Jika hasil survei memang mencerminkan demikian maka seharusnya ini bukanlah kabar yang baik, justru ironis. Bagaimana bisa para orang tua semangat mendorong anaknya belajar agama, namun acuh terhadap pendidikan toleransi. Padahal, jika seseorang mendaku beragama, ia akan berusaha untuk menjadi pribadi yang toleran dengan sendirinya.

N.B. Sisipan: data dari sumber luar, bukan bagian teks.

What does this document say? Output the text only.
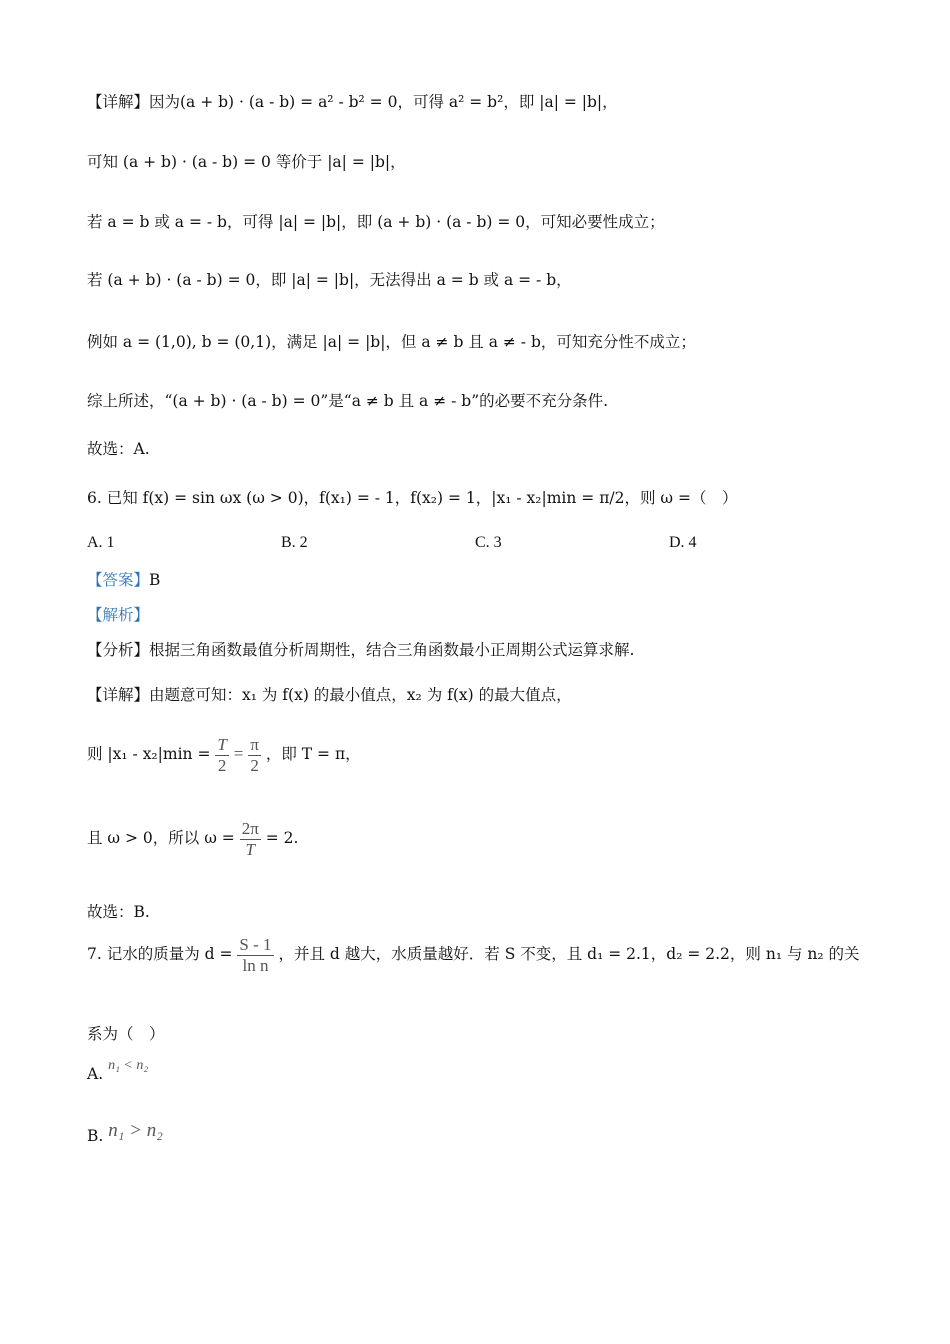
【详解】因为(a + b) · (a - b) = a² - b² = 0，可得 a² = b²，即 |a| = |b|，
可知 (a + b) · (a - b) = 0 等价于 |a| = |b|，
若 a = b 或 a = - b，可得 |a| = |b|，即 (a + b) · (a - b) = 0，可知必要性成立；
若 (a + b) · (a - b) = 0，即 |a| = |b|，无法得出 a = b 或 a = - b，
例如 a = (1,0), b = (0,1)，满足 |a| = |b|，但 a ≠ b 且 a ≠ - b，可知充分性不成立；
综上所述，“(a + b) · (a - b) = 0”是“a ≠ b 且 a ≠ - b”的必要不充分条件.
故选：A.
6. 已知 f(x) = sin ωx (ω > 0)，f(x₁) = - 1，f(x₂) = 1，|x₁ - x₂|min = π/2，则 ω =（　）
A. 1	B. 2	C. 3	D. 4
【答案】B
【解析】
【分析】根据三角函数最值分析周期性，结合三角函数最小正周期公式运算求解.
【详解】由题意可知：x₁ 为 f(x) 的最小值点，x₂ 为 f(x) 的最大值点，
则 $|x_1 - x_2|\min = \frac{T}{2} = \frac{\pi}{2}$ ，即 T = π，
且 ω > 0，所以 $\omega = \frac{2\pi}{T} = 2$.
故选：B.
7. 记水的质量为 $d = \frac{S - 1}{\text{ln n}}$ ，并且 d 越大，水质量越好．若 S 不变，且 d₁ = 2.1，d₂ = 2.2，则 n₁ 与 n₂ 的关
系为（　）
A. n₁ < n₂
B. n₁ > n₂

Jika mengacu pada kisah Umar, fenomena tersebut mengindikasikan bahwa darurat toleransi itu justru berangkat dari orang tua itu sendiri. Artinya, kurangnya kesadaran bertoleransi justru telah mengakar dari generasi-generasi sebelumnya. Dalam arti lain, jika generasi hari ini tampak tidak mempunyai semangat toleransi yang tinggi, maka itu bisa jadi karena memang perilaku generasi sebelumnya yang menunjukkan sikap serupa.
Memang, orang tua bukan satu-satunya referensi moral yang menjadi cerminan anak. Mereka juga memiliki lapis-lapis sosial dengan berbagai macam komposisi, seperti lingkungan di sekolah, media sosial anak, teman bermain, dan komunitas-komunitas di sekitarnya. Lingkungan di luar rumah itu juga sangat bisa membentuk pribadi anak yang toleran maupun intoleran.
Namun, tidak bisa dipungkiri bahwa orang tua tetap menjadi motor edukasi pertama bagi anak sebelum bersentuhan dengan dunia luar. Justru orang tua adalah pihak yang paling relevan dalam menanamkan nilai toleransi pada anak karena toleransi adalah nilai fundamental dan universal sebagai bekal bagi si anak berinteraksi dengan dunia luar rumah yang multi-identitas.
Jangan sampai, pribadi anak yang bisa diasah untuk menjadi sosok yang toleran justru digagalkan oleh standar orang tua yang eksklusif dan konservatif. Maka, jika mengacu pada kisah Umar, generasi orang tua justru secara tidak langsung telah merusak masa depan anak untuk hidup harmonis dalam keberagaman.